I don’t have a “fix” for institutions I “voluntarily” join to keep the bills paid. I can’t fix prison from my desk as a counselor. I can’t live in the glory days of how some counselors preferred programming. I can’t change how my “leadership” does or doesn’t respond to questions or gives direction. I can just pay attention. I can figure out how to speak to grievances or my values in ways that don’t get me immediately fired. I can take the pain and disillusionment from previous work environments that have operated the same way and learn to not let myself get so strung up. So that’s what I’m doing. I’m comfortable saying out loud how much I’m still consistently desiring to be my own boss in my own enterprise, and the idea of working here just long enough is the most compelling.
 
Funnily enough, while I have no god, I do like some of the sentiments people offer in his name. Recently, someone said, “God puts you where He needs you, it’s your job to figure out what He needs,” or something like that.

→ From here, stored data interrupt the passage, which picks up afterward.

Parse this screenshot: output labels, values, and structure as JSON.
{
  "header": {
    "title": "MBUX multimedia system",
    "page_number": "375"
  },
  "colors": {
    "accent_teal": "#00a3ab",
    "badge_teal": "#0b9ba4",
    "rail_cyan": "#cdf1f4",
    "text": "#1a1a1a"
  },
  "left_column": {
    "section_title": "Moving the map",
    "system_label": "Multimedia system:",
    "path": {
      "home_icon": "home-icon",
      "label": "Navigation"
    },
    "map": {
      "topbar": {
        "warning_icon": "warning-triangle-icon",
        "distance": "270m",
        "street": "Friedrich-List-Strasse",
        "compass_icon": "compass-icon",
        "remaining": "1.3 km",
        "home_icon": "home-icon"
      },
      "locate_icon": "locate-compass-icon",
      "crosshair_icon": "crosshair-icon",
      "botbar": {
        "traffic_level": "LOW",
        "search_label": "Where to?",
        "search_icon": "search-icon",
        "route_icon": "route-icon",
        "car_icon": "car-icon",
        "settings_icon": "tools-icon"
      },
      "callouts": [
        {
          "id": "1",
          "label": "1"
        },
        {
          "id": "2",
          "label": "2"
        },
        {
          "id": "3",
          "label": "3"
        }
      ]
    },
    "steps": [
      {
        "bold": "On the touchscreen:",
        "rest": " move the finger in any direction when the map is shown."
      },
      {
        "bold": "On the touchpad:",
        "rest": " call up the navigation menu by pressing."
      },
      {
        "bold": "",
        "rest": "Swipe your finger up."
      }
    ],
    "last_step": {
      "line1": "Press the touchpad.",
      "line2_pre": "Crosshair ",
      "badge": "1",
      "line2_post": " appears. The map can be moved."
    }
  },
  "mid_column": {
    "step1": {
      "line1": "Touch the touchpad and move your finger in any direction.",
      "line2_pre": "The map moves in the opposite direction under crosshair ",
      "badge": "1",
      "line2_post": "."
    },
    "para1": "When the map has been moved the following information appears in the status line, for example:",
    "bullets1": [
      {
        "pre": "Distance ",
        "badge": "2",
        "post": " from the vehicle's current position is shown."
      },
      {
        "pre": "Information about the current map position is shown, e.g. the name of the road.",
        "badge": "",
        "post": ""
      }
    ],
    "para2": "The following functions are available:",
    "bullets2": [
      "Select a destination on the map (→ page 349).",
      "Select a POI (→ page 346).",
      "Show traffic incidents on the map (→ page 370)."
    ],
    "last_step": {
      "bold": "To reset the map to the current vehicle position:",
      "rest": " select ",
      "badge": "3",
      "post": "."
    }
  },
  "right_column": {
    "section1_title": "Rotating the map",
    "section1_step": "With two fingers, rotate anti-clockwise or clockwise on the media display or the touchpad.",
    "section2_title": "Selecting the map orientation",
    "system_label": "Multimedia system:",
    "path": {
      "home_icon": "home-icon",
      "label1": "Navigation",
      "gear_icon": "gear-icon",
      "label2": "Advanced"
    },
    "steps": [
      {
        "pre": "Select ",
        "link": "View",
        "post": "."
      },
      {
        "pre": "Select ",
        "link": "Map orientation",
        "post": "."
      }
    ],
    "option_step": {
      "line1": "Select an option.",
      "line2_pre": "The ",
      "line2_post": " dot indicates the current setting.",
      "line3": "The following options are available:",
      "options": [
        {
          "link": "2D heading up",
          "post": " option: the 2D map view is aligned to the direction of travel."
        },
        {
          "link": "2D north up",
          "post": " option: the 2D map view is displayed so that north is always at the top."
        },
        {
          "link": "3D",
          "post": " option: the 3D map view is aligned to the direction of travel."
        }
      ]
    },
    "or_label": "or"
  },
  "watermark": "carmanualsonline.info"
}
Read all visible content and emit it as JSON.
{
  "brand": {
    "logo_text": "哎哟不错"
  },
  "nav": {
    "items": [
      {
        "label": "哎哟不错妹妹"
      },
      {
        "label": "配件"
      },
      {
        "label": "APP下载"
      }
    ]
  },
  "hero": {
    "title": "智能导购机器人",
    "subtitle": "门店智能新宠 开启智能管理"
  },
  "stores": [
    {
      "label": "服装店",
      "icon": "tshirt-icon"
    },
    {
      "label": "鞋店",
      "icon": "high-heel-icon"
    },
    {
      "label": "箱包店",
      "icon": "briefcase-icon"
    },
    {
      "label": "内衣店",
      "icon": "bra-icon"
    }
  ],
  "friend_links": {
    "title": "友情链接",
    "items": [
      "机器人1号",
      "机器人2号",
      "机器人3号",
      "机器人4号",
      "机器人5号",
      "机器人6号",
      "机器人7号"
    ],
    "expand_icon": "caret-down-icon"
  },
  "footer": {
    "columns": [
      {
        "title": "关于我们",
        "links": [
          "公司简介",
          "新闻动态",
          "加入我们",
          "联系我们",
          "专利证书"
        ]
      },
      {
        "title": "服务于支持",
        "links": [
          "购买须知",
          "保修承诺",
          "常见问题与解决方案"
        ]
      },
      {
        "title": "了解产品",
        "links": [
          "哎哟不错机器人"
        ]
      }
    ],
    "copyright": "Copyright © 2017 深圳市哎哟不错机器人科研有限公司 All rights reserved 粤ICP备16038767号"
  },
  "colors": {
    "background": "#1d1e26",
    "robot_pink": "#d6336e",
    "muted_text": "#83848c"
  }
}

I don’t believe that, but I think it speaks to a principle of being aware and setting YOUR example in whatever setting you may find yourself in. I could concoct a roundabout subconscious story about you repeating patterns and dragging yourself into environments that reignite your demons or play on trauma to understand the sentiment as well. I don’t think you need to go through 7 abusive relationships before you find self-esteem. I think your god is pretty fucked up for thinking otherwise. I don’t care how good "Man’s Search for Meaning" is, The Holocaust and seemingly endless series of genocides before and after are in bad taste.
 
My confidence stems from knowing I’m going to continue to do things. I’m going to continue to know I have a choice to write, bowl, spend, sleep, save, or start. I’m going to keep talking, even if you will literally lose your breath trying to say enough to persuade me not to. I seek out that kind of discomfort because that’s where I grow and learn and encode in my being a way of living and behaving that reinforce the rest of what I dream about. I don’t want a massive organization in which I’m flippant about the ground floor conversations or details. I can accept that nothing is “perfect” while knowing how to deliberately steer away from and account for negligence. I won’t allow myself to operate under the illusion that I have nothing to do, learn, or try. I’m a perfectly persuadable zealot waiting for a better argument than, “Fuck you, I know you can’t.”